Fox Guest's Membership In Anti-Health Care Reform Group Goes Undisclosed

Fox & Friends Sunday hosted a small business owner to disparage the Affordable Care Act without disclosing his membership in the anti-health care reform group National Federation of Independent Business (NFIB).

Co-hosts Clayton Morris and Tucker Carlson identified their guest David McArthur only as a “small business owner” while interviewing him about the impact the Affordable Care Act might have on his small bakery in St. Louis. Morris asked, “Do you feel that these plans, Obamacare specifically, limit growth in this country and [are] holding back the economy, because small business owners like yourself are afraid to hire and afraid to grow?” McArthur replied, “Well, certainly it does.”

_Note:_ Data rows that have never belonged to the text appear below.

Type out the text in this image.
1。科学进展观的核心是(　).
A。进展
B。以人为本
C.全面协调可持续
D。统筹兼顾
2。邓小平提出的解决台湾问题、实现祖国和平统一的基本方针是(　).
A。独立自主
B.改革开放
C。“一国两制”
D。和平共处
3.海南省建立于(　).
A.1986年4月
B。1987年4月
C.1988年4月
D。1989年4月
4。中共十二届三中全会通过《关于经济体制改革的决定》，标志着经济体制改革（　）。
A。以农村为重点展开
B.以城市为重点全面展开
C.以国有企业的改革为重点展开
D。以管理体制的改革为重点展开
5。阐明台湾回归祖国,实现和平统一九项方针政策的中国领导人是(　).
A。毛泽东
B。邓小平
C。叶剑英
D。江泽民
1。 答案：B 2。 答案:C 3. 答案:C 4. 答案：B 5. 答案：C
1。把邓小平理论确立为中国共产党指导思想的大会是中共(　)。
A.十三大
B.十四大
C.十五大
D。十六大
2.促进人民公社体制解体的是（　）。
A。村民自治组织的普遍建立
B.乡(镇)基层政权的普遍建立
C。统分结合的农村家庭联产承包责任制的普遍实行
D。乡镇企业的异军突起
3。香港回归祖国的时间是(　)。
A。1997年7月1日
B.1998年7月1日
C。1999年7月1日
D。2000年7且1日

Fox News never disclosed that McArthur, who has repeatedly appeared on the network, is a member of the NFIB, a group that has spent millions to overturn the Affordable Care Act.

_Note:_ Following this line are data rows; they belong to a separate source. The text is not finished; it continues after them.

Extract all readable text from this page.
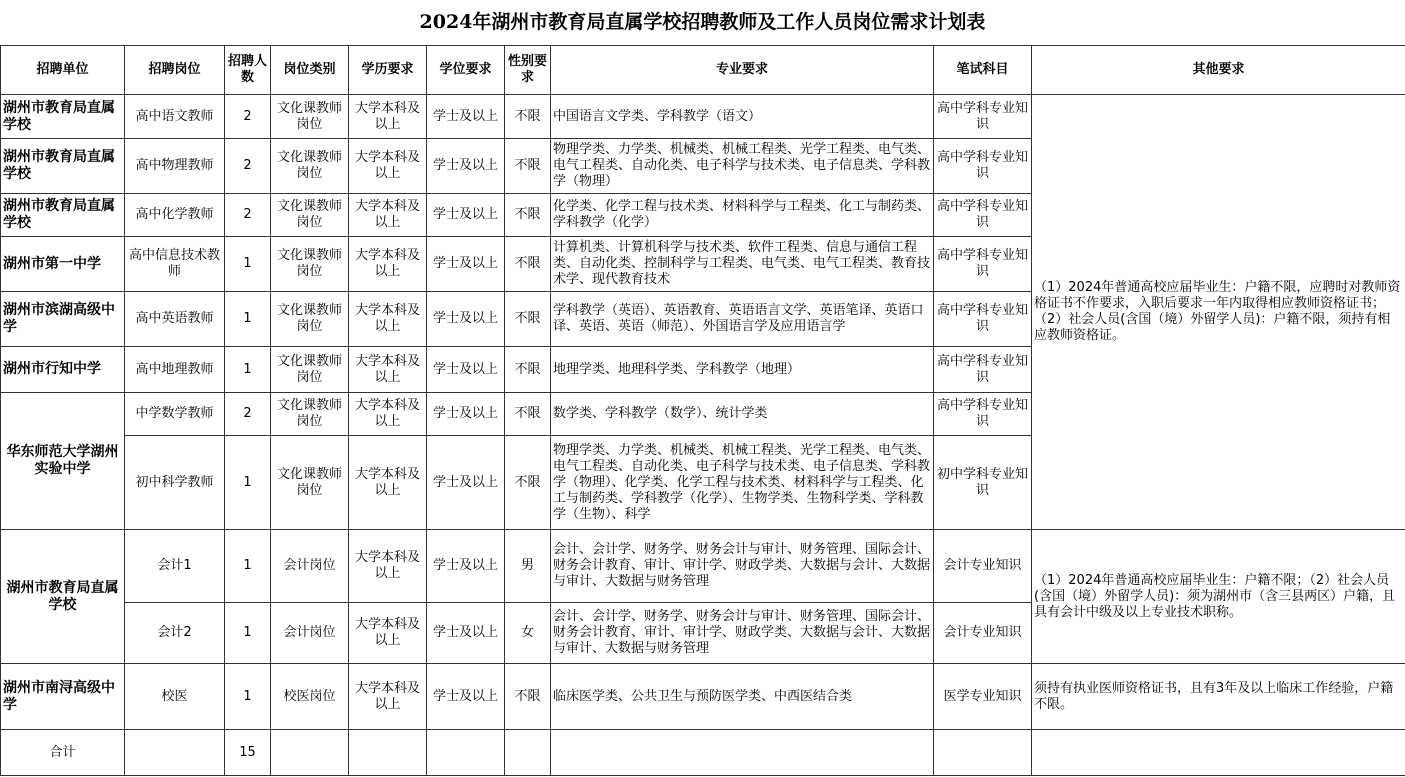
2024年湖州市教育局直属学校招聘教师及工作人员岗位需求计划表
招聘单位	招聘岗位	招聘人数	岗位类别	学历要求	学位要求	性别要求	专业要求	笔试科目	其他要求
湖州市教育局直属学校	高中语文教师	2	文化课教师岗位	大学本科及以上	学士及以上	不限	中国语言文学类、学科教学（语文）	高中学科专业知识	（1）2024年普通高校应届毕业生：户籍不限，应聘时对教师资格证书不作要求，入职后要求一年内取得相应教师资格证书；（2）社会人员(含国（境）外留学人员)：户籍不限，须持有相应教师资格证。
湖州市教育局直属学校	高中物理教师	2	文化课教师岗位	大学本科及以上	学士及以上	不限	物理学类、力学类、机械类、机械工程类、光学工程类、电气类、电气工程类、自动化类、电子科学与技术类、电子信息类、学科教学（物理）	高中学科专业知识	
湖州市教育局直属学校	高中化学教师	2	文化课教师岗位	大学本科及以上	学士及以上	不限	化学类、化学工程与技术类、材料科学与工程类、化工与制药类、学科教学（化学）	高中学科专业知识	
湖州市第一中学	高中信息技术教师	1	文化课教师岗位	大学本科及以上	学士及以上	不限	计算机类、计算机科学与技术类、软件工程类、信息与通信工程类、自动化类、控制科学与工程类、电气类、电气工程类、教育技术学、现代教育技术	高中学科专业知识	
湖州市滨湖高级中学	高中英语教师	1	文化课教师岗位	大学本科及以上	学士及以上	不限	学科教学（英语）、英语教育、英语语言文学、英语笔译、英语口译、英语、英语（师范）、外国语言学及应用语言学	高中学科专业知识	
湖州市行知中学	高中地理教师	1	文化课教师岗位	大学本科及以上	学士及以上	不限	地理学类、地理科学类、学科教学（地理）	高中学科专业知识	
华东师范大学湖州实验中学	中学数学教师	2	文化课教师岗位	大学本科及以上	学士及以上	不限	数学类、学科教学（数学）、统计学类	高中学科专业知识	
	初中科学教师	1	文化课教师岗位	大学本科及以上	学士及以上	不限	物理学类、力学类、机械类、机械工程类、光学工程类、电气类、电气工程类、自动化类、电子科学与技术类、电子信息类、学科教学（物理）、化学类、化学工程与技术类、材料科学与工程类、化工与制药类、学科教学（化学）、生物学类、生物科学类、学科教学（生物）、科学	初中学科专业知识	
湖州市教育局直属学校	会计1	1	会计岗位	大学本科及以上	学士及以上	男	会计、会计学、财务学、财务会计与审计、财务管理、国际会计、财务会计教育、审计、审计学、财政学类、大数据与会计、大数据与审计、大数据与财务管理	会计专业知识	（1）2024年普通高校应届毕业生：户籍不限；（2）社会人员(含国（境）外留学人员)：须为湖州市（含三县两区）户籍，且具有会计中级及以上专业技术职称。
	会计2	1	会计岗位	大学本科及以上	学士及以上	女	会计、会计学、财务学、财务会计与审计、财务管理、国际会计、财务会计教育、审计、审计学、财政学类、大数据与会计、大数据与审计、大数据与财务管理	会计专业知识	
湖州市南浔高级中学	校医	1	校医岗位	大学本科及以上	学士及以上	不限	临床医学类、公共卫生与预防医学类、中西医结合类	医学专业知识	须持有执业医师资格证书，且有3年及以上临床工作经验，户籍不限。
合计		15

The NFIB was the lead plaintiff suing to overturn the Affordable Care Act before the Supreme Court. In a post titled “The Group Trying To Kill Obamacare,” Salon.com's Alex Seitz-Wald reported that the group spent at least $2.9 million in 2010 alone working to overturn the law. The Huffington Post reported that the NFIB “received 10 donations totaling more than $10 million from anonymous donors” in 2010 and 2011, in addition to $3.7 million in funding from Karl Rove's Crossroads Grassroots Policy Strategies. The Huffington Post also reported that the organization's "multimillion-dollar independent expenditures and campaign donations have benefited almost exclusively Republicans."

This is not the first time Fox has hosted undisclosed NFIB members to criticize the Affordable Care Act.

In July 2012, Fox & Friends hosted small business owner Mike Paine to attack the health care reform law without disclosing his membership in the organization. Prior to that, NFIB member and small business owner Joe Olivo appeared on Fox News and Fox Business at least six times to criticize the Affordable Care Act, without disclosure of his membership.